回到南锣鼓巷的时候,还不到上午十点,现在回去吃中饭有点儿早了。
想到仓库里还有一头剥了皮的狼,陈向东准备给供销社那边送过去。
他准备酿酒,在这之前得准备一些酒坛子,正好过去找姚大爷,让他帮忙去总社弄一些回来。

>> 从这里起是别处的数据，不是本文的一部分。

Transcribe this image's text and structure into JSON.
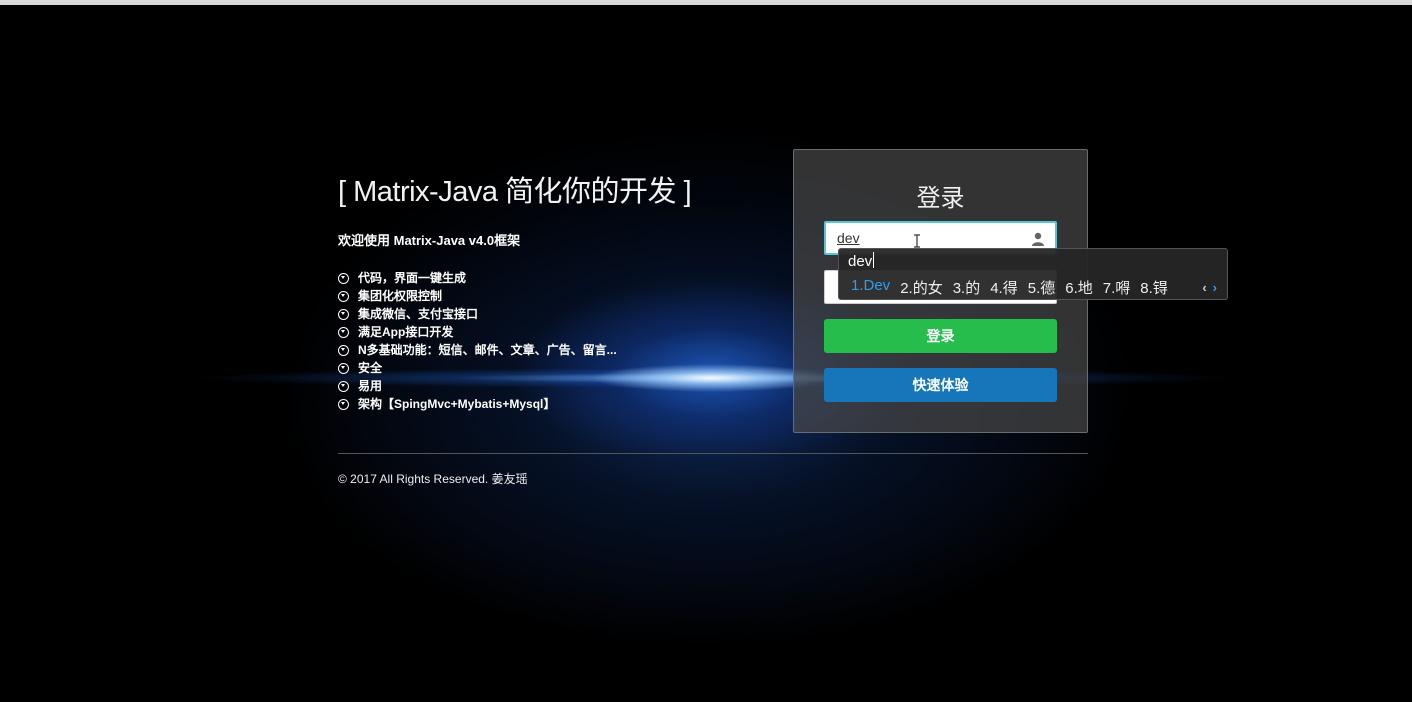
{
  "headline": "[ Matrix-Java 简化你的开发 ]",
  "welcome": "欢迎使用 Matrix-Java v4.0框架",
  "features": [
    "代码，界面一键生成",
    "集团化权限控制",
    "集成微信、支付宝接口",
    "满足App接口开发",
    "N多基础功能：短信、邮件、文章、广告、留言...",
    "安全",
    "易用",
    "架构【SpingMvc+Mybatis+Mysql】"
  ],
  "footer": "© 2017 All Rights Reserved. 姜友瑶",
  "login": {
    "title": "登录",
    "username_value": "dev",
    "login_button": "登录",
    "quick_button": "快速体验"
  },
  "ime": {
    "composition": "dev",
    "candidates": [
      "1.Dev",
      "2.的女",
      "3.的",
      "4.得",
      "5.德",
      "6.地",
      "7.嘚",
      "8.锝"
    ],
    "prev_arrow": "‹",
    "next_arrow": "›"
  },
  "colors": {
    "login_button": "#27bd4c",
    "quick_button": "#1676b9",
    "ime_active": "#2a9df4",
    "input_focus": "#55c6d8"
  }
}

陈向东找了个僻静的地方,把狼放进麻袋里,正准备去供销社,就看到范晓军骑着三轮车过来了。
“晓军哥,您去哪儿啊?”陈向东朝他招招手。
范晓军连忙刹住车,在他身旁停了下来,“呀,东子啊,你咋在这儿?”
“我准备去一趟供销社,你去哪儿啊?”
范晓军叹了口气,一脸愁容道:“今晚厂长要招待客人,我二伯让我出去整点好东西回来,我这还没头绪呢。”
“对了,东子,你钓鱼不是挺厉害的嘛,要不你给哥们儿整几条鱼吧,怎么样?”
范晓军是见识过陈向东钓鱼技术的,有他帮忙,弄几条鱼回来不是问题。
小食堂那边刚好也有好些天没吃鱼了,正好给他们换换口味。
陈向东爽快应道:“行啊,我正好准备下午去钓鱼的,你要鱼的话,下午去公园找我。”
范晓军激动的握住了陈向东的手,“哎呀,兄弟,你可真是我的救星啊,有了鱼,我这也算有个交代了。”
这时,范晓军才看到陈向东脚边放了一个麻袋,“这麻袋里是什么呀?”
“我刚打到的狼,准备给供销社的姚大爷送过去的。”陈向东嘿嘿笑道。
“狼?快让我看看。”范晓军急忙从车子上跳了下来。
他打开麻袋看了一眼,顿时激动起来:“东子,咱俩是不是好哥们儿?”
“是啊。”陈向东点点头。
“那你这头狼别送去供销社了,给哥们儿得了,有了这头狼,我二伯那里就有交代了。”
陈向阳犹豫了一下说道,“这……晓军哥,不瞒你说,我是想用这头狼,请姚大爷帮我办点儿事的。”
“你要办啥事啊,你告诉哥们儿,哥们儿帮你办了。”范晓军拍着胸脯说道。
陈向东也没跟他客气,“我想要十个大酒缸,外加一些玻璃瓶子。”
“就这事儿啊,没问题,这事儿哥们儿帮你搞定,你打算什么时候要?”
“越快越好吧。”陈向东说道。
“没问题,那我明天中午我给你送去,你想送到哪儿?”
陈向东想了想,道:“就放你们厂旁边那个胡同里吧,我也是帮朋友弄的,回头让他们自己来拉就行了。”
“行,那这头狼我就不客气了啊。”
范晓军激动地把麻袋往三轮车上一扔,便催促道:“走走走,东子,赶紧上车,我现在就带你去我二伯办公室。”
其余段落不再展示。